Il imite le sifflement des vents.

Quand j'ai vu cela, j'ai vite empoigné une planche...

Il se jette sur Adario et le serre étroitement.

Chevalier d'industrie : Fig. homme qui vit d'expédients, escroc.

ADARIO

Ahi ! Ahi ! Vous me faites mal !

ARLEQUIN

Je vous demande pardon, Monsieur, c'est que j'avais peur de manquer la planche.

SASTARETSI

Hé bien ?

ARLEQUIN

Je me suis donc saisi de cette planche ; je me suis mis à califourchon dessus, et aussitôt me voilà à piquer des deux.

Il imite un écuyer qui excite un cheval à galoper.

Cette chienne de monture faisait des courbettes comme un cheval de l'Académie, et avait un dos tranchant qui m'a tout écorché certain endroit...

ADARIO, riant

Ha, ha, ha, ha !

SASTARETSI, riant aussi

Hé, hé, hé, hé !

ARLEQUIN

Ho, ho, ho, ho ! Vous n'y êtes pas ! Ma plus grande peine a été de me défendre contre des monstres marins qui sont venus m'insulter sur la route. Je voyais de gros merlans qui me voulaient manger les jambes, mais à grands coups de batte, je vous les coupais en deux : paf, paf !

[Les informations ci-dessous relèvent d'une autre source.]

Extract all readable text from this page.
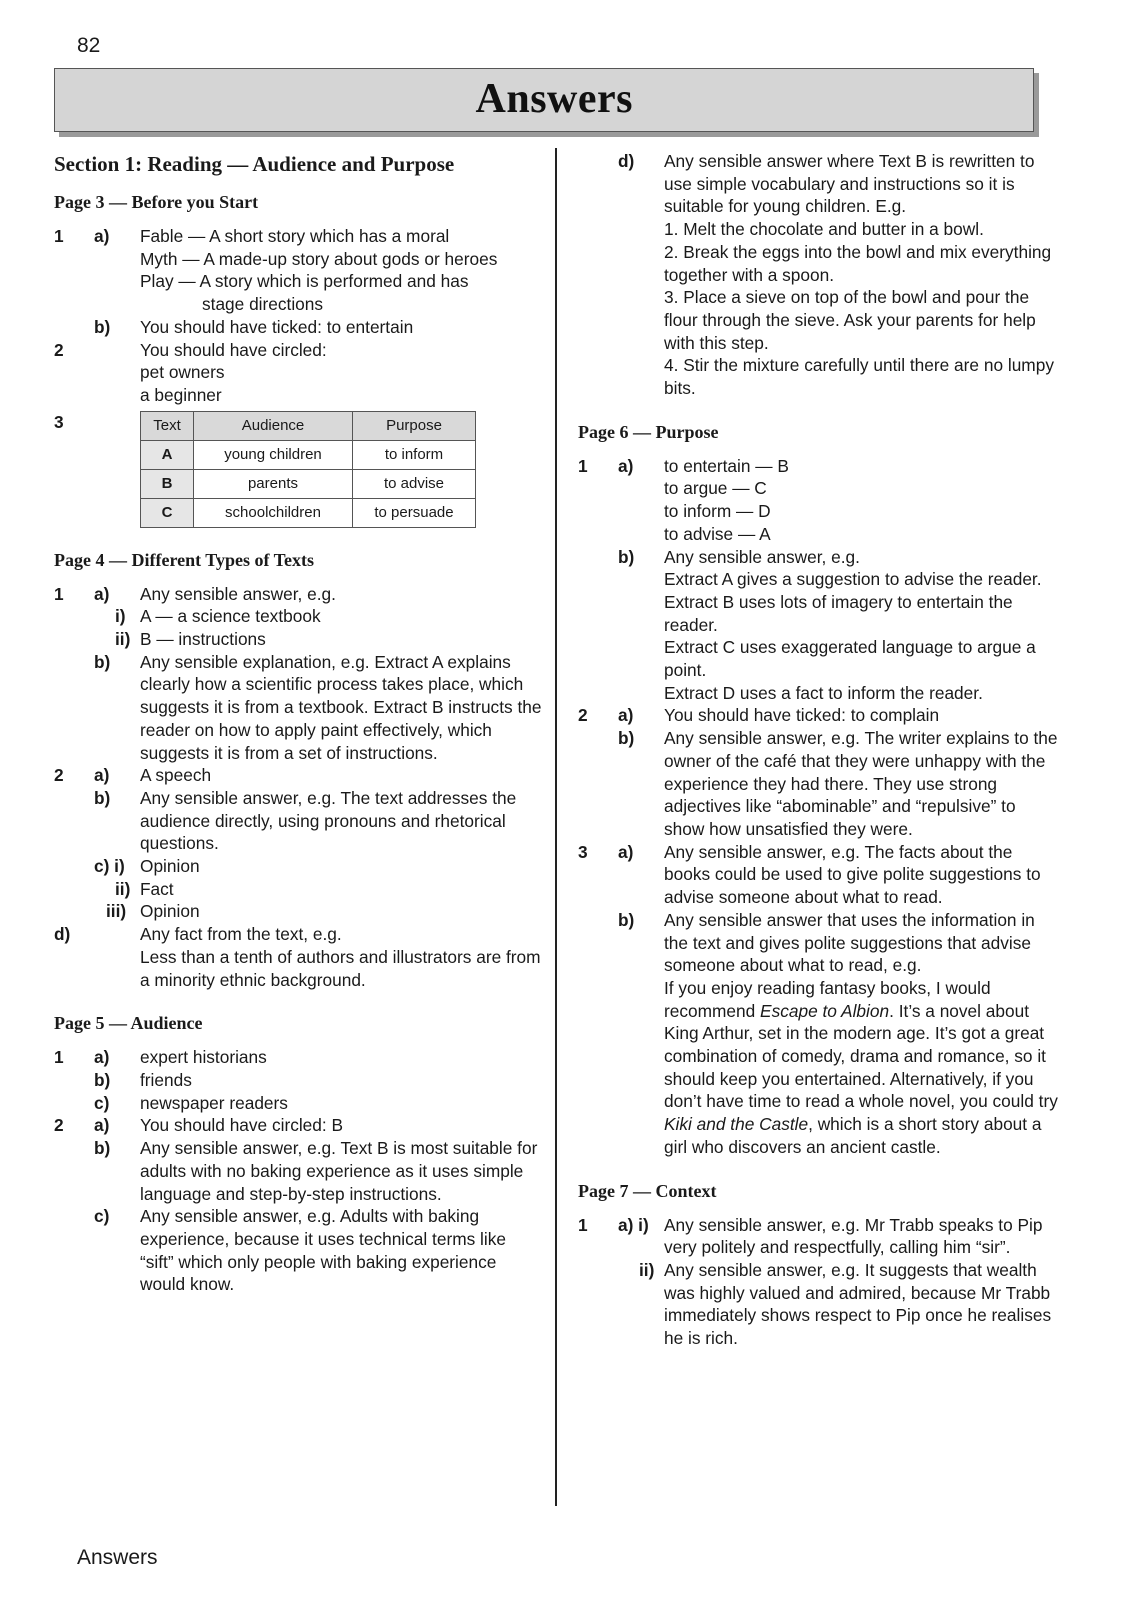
82
Answers
Section 1: Reading — Audience and Purpose
Page 3 — Before you Start
1 a) Fable — A short story which has a moral
Myth — A made-up story about gods or heroes
Play — A story which is performed and has
stage directions
b) You should have ticked: to entertain
2	You should have circled:
pet owners
a beginner
3	Text	Audience	Purpose
A	young children	to inform
B	parents	to advise
C	schoolchildren	to persuade
Page 4 — Different Types of Texts
1 a) Any sensible answer, e.g.
i) A — a science textbook
ii) B — instructions
b) Any sensible explanation, e.g. Extract A explains clearly how a scientific process takes place, which suggests it is from a textbook. Extract B instructs the reader on how to apply paint effectively, which suggests it is from a set of instructions.
2 a) A speech
b) Any sensible answer, e.g. The text addresses the audience directly, using pronouns and rhetorical questions.
c) i) Opinion
ii) Fact
iii) Opinion
d)	Any fact from the text, e.g.
Less than a tenth of authors and illustrators are from a minority ethnic background.
Page 5 — Audience
1 a) expert historians
b) friends
c) newspaper readers
2 a) You should have circled: B
b) Any sensible answer, e.g. Text B is most suitable for adults with no baking experience as it uses simple language and step-by-step instructions.
c) Any sensible answer, e.g. Adults with baking experience, because it uses technical terms like “sift” which only people with baking experience would know.
d) Any sensible answer where Text B is rewritten to use simple vocabulary and instructions so it is suitable for young children. E.g.
1. Melt the chocolate and butter in a bowl.
2. Break the eggs into the bowl and mix everything together with a spoon.
3. Place a sieve on top of the bowl and pour the flour through the sieve. Ask your parents for help with this step.
4. Stir the mixture carefully until there are no lumpy bits.
Page 6 — Purpose
1 a) to entertain — B
to argue — C
to inform — D
to advise — A
b) Any sensible answer, e.g.
Extract A gives a suggestion to advise the reader.
Extract B uses lots of imagery to entertain the reader.
Extract C uses exaggerated language to argue a point.
Extract D uses a fact to inform the reader.
2 a) You should have ticked: to complain
b) Any sensible answer, e.g. The writer explains to the owner of the café that they were unhappy with the experience they had there. They use strong adjectives like “abominable” and “repulsive” to show how unsatisfied they were.
3 a) Any sensible answer, e.g. The facts about the books could be used to give polite suggestions to advise someone about what to read.
b) Any sensible answer that uses the information in the text and gives polite suggestions that advise someone about what to read, e.g.
If you enjoy reading fantasy books, I would recommend Escape to Albion. It’s a novel about King Arthur, set in the modern age. It’s got a great combination of comedy, drama and romance, so it should keep you entertained. Alternatively, if you don’t have time to read a whole novel, you could try Kiki and the Castle, which is a short story about a girl who discovers an ancient castle.
Page 7 — Context
1 a) i) Any sensible answer, e.g. Mr Trabb speaks to Pip very politely and respectfully, calling him “sir”.
ii) Any sensible answer, e.g. It suggests that wealth was highly valued and admired, because Mr Trabb immediately shows respect to Pip once he realises he is rich.
Answers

En même temps, il donne des coups de batte sur l'estomac des Ogres.

ADARIO

Tout beau, tout beau !

SASTARETSI

Doucement, s'il vous plaît ! Je ne suis pas un merlan.

ARLEQUIN

Excusez, messieurs, je croyais y être encore. Enfin, après avoir lutté plus de vingt-quatre heures contre la mer et les poissons, j'ai pris terre en cet endroit, où j'ai trouvé cette peau que j'ai endossée, pour me mettre à couvert de la dent meurtrière des bêtes.

ADARIO

Nous sommes ravis, Seigneur Arlequin, que vous soyez hors de péril.

ARLEQUIN

J'ai satisfait votre curiosité, je vous prie de contenter la mienne. Dans quel pays suis-je ici ?

ADARIO

Dans le royaume d'Ogrélie. Et vous ne pouviez y arriver plus à propos.

ARLEQUIN

Pourquoi cela ?

ADARIO

Je vais vous le dire. Nous avons perdu notre roi. Les principaux de la nation se sont disputé la couronne, et pour les accorder et pour prévenir une guerre civile, il a été arrêté dans une assemblée du peuple que l'on mettra sur le trône le premier étranger qui abordera ici. Par conséquent, c'est vous qui devez être notre roi.

ARLEQUIN

Oui-dà. Prenons toujours cela, en attendant mieux.

ADARIO, à SASTARETSI

Sastarestsi, courez vite aux cabanes. Publiez que nous avons un étranger, et que chacun se prépare à le recevoir.

ARLEQUIN

Ne perdez point de temps.

Sastaretsi sort.

SCÈNE V. Arlequin, Adario.

ADARIO

Vous allez voir avec quelle pompe et quelle cérémonie on va vous élever à l'Empire.

ARLEQUIN

J'aimerais mieux qu'on ne fît pas tant de façons, et qu'on me donnât vite à manger.

ADARIO

C'est par où nous commencerons.

ARLEQUIN

Vous ferez fort bien, car les cérémonies sont mortelles dans l'état où je suis.

ADARIO

Vous ne mourrez pas de faim dans un pays où l'on ne vit que pour bien manger et bien boire.

ARLEQUIN

Cela est de mon goût. Je vous proteste que vous aurez en moi un souverain digne de ses sujets.

ADARIO

Je juge à votre air que vous ne pouviez mieux tomber.

ARLEQUIN

Mais, dites-moi un peu, comment s'appellent ici les hommes ?

ADARIO

Ogres.

ARLEQUIN

Voilà un mot bien baroque. Et les femmes ?

ADARIO

Ogresses.

ARLEQUIN

Ogresses ! Les vilains noms ! Mais à cela près, sont-elles jolies ?

ADARIO

Toutes charmantes.

ARLEQUIN

Nous verrons cela tantôt...

En cet endroit, on entend un son de fifres et de tambours de basque, mêlé de cris de joie et des paroles suivantes, chantées par plusieurs ogres.

ARLEQUIN

Qu'entends-je ? Je crois, Dieu me pardonne, qu'ils crient des ragoûts.

ADARIO

Ce sont vos peuples qui viennent vous reconnaître pour leur roi.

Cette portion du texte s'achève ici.